When we finally set off closer to ten, the skies were partly cloudy, the sea was a little bit choppy and we were looking at a headwind of 10 kn. It seemed like a perfect start for a longer stretch.
We had a couple of hours of lovely sailing, and then the wind died. When the speed dropped below 2 kn, the masterful Yanmar genoa was given an opportunity again. At the same time we were hectically looking through different wind forecasts. We deduced that the wind was 3-5 hours ahead of schedule, and that we would see better weather in a couple of hours. Time to fix lunch.
By the end of our lunch, the wind had picked up again, and we set sails again. The following 20 miles were fantastic. We tacked a little later than a Jeanneau 469, and gave them almost a mile head start. Two hours later we passed the group of gentlemen and left them standing. They obviously saw that we had a woman at the helm, since everyone came on deck and a feverish sailtrimming started. Bigger boat, more sail, good wind, and we just couldn’t keep them behind us. They had to really work for their position. Once they passes us, they were never more than two cable lengths ahead. So we concluded that both the Hanse 388 and it’s crew were better.

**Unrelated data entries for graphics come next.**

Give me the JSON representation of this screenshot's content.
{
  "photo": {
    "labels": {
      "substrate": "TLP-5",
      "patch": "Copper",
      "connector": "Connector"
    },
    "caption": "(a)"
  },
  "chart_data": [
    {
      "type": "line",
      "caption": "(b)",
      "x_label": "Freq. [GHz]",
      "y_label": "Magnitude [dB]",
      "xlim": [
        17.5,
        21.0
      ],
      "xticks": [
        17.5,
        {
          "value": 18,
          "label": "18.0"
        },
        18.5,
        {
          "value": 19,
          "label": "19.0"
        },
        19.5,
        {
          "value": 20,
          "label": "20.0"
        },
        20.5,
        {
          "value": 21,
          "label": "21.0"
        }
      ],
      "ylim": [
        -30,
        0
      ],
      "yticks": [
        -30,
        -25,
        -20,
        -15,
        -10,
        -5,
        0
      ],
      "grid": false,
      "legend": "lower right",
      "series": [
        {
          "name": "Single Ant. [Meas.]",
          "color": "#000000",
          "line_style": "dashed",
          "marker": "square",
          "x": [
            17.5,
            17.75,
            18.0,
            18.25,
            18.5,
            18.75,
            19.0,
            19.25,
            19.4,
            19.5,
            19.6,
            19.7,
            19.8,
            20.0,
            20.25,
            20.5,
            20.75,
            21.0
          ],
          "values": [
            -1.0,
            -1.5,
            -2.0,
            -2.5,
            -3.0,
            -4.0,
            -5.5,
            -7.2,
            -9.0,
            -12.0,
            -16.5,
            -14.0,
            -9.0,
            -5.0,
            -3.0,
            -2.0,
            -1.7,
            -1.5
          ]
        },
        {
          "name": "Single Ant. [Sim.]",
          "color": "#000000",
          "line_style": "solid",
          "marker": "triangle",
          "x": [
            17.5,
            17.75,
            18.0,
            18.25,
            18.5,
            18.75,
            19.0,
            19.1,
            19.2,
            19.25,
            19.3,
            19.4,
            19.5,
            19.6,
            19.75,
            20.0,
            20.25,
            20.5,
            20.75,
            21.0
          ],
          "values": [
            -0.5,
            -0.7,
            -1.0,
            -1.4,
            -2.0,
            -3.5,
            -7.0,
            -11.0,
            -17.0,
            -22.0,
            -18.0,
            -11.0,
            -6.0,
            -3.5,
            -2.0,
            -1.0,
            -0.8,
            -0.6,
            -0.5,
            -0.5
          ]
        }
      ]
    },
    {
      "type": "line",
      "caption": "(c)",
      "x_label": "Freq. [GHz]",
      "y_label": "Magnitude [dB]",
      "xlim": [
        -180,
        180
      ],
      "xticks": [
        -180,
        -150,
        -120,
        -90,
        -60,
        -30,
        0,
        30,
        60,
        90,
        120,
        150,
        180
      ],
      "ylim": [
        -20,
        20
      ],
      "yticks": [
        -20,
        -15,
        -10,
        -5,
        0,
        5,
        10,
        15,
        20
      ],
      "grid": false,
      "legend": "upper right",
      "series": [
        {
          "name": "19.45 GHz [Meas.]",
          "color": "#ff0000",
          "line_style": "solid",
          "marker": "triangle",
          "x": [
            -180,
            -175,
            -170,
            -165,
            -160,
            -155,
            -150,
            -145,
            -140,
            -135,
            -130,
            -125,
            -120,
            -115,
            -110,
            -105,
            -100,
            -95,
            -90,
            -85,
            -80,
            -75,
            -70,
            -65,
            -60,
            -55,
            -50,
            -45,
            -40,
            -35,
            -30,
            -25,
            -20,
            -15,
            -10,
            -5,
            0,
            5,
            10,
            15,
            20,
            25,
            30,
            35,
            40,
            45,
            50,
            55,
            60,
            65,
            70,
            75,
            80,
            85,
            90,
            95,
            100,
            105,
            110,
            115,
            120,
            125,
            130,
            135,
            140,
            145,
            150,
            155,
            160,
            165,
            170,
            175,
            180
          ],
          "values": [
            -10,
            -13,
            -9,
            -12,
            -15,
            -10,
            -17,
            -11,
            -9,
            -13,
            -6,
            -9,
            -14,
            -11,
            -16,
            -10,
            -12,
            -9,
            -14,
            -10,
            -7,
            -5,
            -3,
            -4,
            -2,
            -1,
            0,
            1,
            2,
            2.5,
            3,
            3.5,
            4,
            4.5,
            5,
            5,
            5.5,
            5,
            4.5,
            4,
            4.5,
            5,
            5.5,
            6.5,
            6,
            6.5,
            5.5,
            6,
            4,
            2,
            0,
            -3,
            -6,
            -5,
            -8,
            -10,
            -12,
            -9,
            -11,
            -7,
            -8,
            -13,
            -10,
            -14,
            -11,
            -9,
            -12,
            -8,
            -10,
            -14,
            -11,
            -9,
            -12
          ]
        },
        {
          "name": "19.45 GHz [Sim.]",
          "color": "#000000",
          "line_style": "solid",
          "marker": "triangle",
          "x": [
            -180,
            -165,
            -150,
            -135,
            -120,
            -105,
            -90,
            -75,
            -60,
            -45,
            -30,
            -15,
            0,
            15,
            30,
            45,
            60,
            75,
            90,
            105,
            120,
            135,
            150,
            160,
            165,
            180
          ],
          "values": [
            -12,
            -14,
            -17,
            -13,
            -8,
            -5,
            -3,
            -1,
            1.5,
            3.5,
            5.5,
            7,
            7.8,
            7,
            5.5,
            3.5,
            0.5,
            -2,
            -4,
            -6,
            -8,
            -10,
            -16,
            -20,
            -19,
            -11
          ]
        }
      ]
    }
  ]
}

We won’t be speaking about the handicaps. Well, maybe just quickly. Both the mainsail and genoa halyards keep slipping in the clutches and if you take the rope off the winch, the sail comes down just a bit preventing proper trimming. It wouldn’t be a problem unless the lines weren’t drawn back so nicely. The main halyard and the genoa sheet come to the same winch. And even if the main sheet can be operated on both sides of the boat, it’s quite difficult when the halyards are on the winch. On top of this, the wind instruments stopped giving us exact information. They actually didn’t tell us anything. Steering by the seats of our pants, just like it should be.
The Jeanneau was still a little bit ahead of us at Vela Kneza in the strait leading to Korčula. They tacked and we tacked a little bit later, just enough to be able to push them. The had the right of way and could have tacked at any time. But I pushed them until their sails were flapping uselessly and then tacked out of the way. We were off like a rocket and left them in our wake. For the second time. Some sporting fun. A little bit later, they gave up and not long after that, I decided it was time to call it a day. Two miles to the marina and we lowered our sails.
Pictures and videos when the skipper has more time. It’s almost time to cast off. And we still haven’t decided, Vela Luka on Korčula or Skrivena Luka on Lastovo island.